Только после этого Степанида утерла горькие материнские слезы и, собрав все свои силы, ушла с детьми на огород. В эти теплые весенние дни нельзя было терять времени, чтобы успеть высадить: картошку, капусту, брюкву, а так же любимый Илюшей, горох. Уже на следующей неделе пойдет очередь свеклы и моркови, а за ними посадят редьку, огурцы и репу. Теперь работы будет много и, до самого сбора урожая осенью, на отдых можно было не рассчитывать. И это еще не говоря о заготовке сена для коровы. Сколько не вздыхай, сколько не пеняй на судьбу, а работать нужно, иначе ждет их неминуемая голодная смерть, как многих, кого нашли после сошедшего снега ранней весной.

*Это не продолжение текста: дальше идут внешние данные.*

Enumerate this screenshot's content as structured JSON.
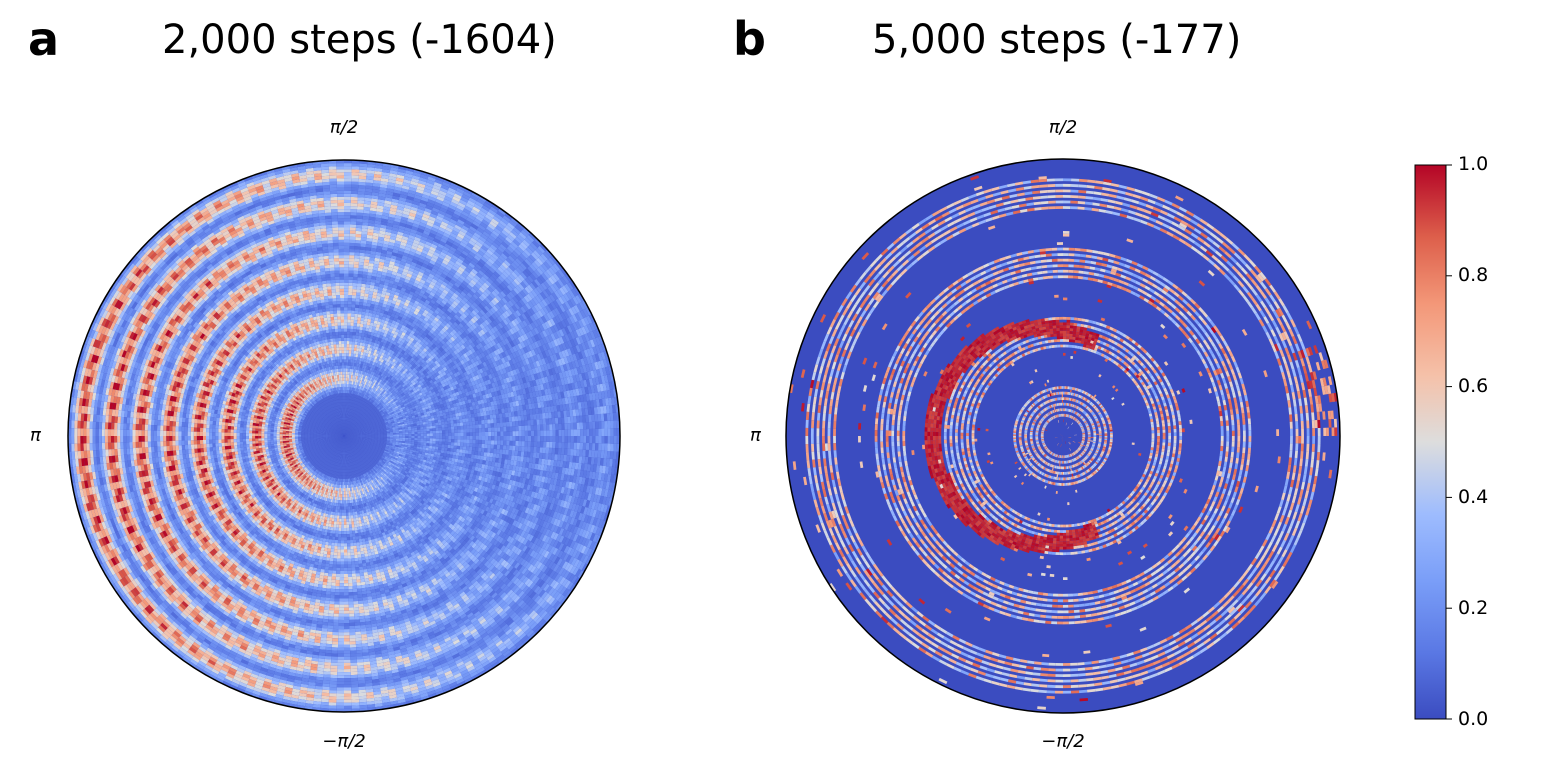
{
  "chart_data": [
    {
      "type": "heatmap",
      "subtype": "polar",
      "panel_label": "a",
      "title": "2,000 steps (-1604)",
      "theta_tick_labels": {
        "top": "π/2",
        "left": "π",
        "bottom": "−π/2"
      },
      "color_range": [
        0.0,
        1.0
      ],
      "colormap": "coolwarm",
      "pattern": "concentric rings with fine angular oscillation; red-heavy on the left half, central low-value disc"
    },
    {
      "type": "heatmap",
      "subtype": "polar",
      "panel_label": "b",
      "title": "5,000 steps (-177)",
      "theta_tick_labels": {
        "top": "π/2",
        "left": "π",
        "bottom": "−π/2"
      },
      "color_range": [
        0.0,
        1.0
      ],
      "colormap": "coolwarm",
      "pattern": "mostly low values with thin concentric rings; strong red ring left of center"
    }
  ],
  "colorbar": {
    "ticks": [
      "0.0",
      "0.2",
      "0.4",
      "0.6",
      "0.8",
      "1.0"
    ],
    "colors": {
      "low": "#3b4cc0",
      "mid": "#dddddd",
      "high": "#b40426"
    }
  }
}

Уже после полудня Степанида с детьми вошли в избу передохнуть и отобедать холодной картошкой из печи. Фрося еще спала и мать, недовольная таким положением дел, взяла ведро с только что принесенной с колодца Ильей, водой, и со всей дури выплеснула прямо на спящую дочь. От неожиданного ледяного душа Ефросинья вскочила вся мокрая с постели, расставив руки в сторону, она непонимающе смотрела вокруг себя.
Степанида горько усмехнулась и пошла к печке, где стоял с ночи приготовленный чугунок печеной картошки. Тамара и Илья, став свидетелями этой сцены, так и стояли на своих местах, ошеломленные поступком матери. Первым пришел в себя Илья, который как ни в чем не бывало, подошел к рукомойнику и стал усердно отмывать грязные от земли, руки. Фрося непонимающе смотрела на Тамару, но та, очнувшись, тоже промолчала и на пару с братом, стала умываться.

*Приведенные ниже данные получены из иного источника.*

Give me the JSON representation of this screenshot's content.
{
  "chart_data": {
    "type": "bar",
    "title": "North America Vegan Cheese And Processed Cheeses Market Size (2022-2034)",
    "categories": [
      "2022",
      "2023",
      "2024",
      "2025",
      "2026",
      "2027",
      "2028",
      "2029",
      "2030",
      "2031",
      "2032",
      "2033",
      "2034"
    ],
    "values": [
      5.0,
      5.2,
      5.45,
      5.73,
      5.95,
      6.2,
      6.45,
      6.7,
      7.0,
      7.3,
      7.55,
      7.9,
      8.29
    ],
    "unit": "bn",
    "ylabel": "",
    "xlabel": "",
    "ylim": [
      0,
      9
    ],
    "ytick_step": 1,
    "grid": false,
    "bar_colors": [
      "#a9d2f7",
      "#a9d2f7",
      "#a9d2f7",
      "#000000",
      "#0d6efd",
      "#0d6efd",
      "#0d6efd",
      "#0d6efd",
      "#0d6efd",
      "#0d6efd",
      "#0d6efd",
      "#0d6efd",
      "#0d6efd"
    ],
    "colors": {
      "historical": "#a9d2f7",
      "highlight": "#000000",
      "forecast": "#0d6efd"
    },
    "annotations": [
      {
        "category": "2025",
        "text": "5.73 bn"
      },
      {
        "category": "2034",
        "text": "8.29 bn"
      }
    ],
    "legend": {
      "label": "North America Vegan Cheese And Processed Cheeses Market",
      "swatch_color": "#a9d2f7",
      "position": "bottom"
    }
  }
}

– Очнулась, бесстыдница?– совершенно спокойно спросила Степанида дочь.– Пока ты дрыхла, мы в огороде пахали, спины надрывали. Не стыдно?
Фрося промолчала, её еще мутило, сильно болела голова и тело, но мать, как будто не замечая её состояния, продолжила:
– Ты посмотри на себя то, нравиться тебе твое отражение?– она кивнула в сторону комода, где стояло маленькое зеркальце.– Ты посмотри, не стесняйся. Опозорилась. Соседка сегодня насмехалась над нами. Стояла назло около нашего забора и смеялась. Тебя же видели, Фроська! Да еще и не одну! Позор, какой! Да как нам еще ворота дегтем не намазали!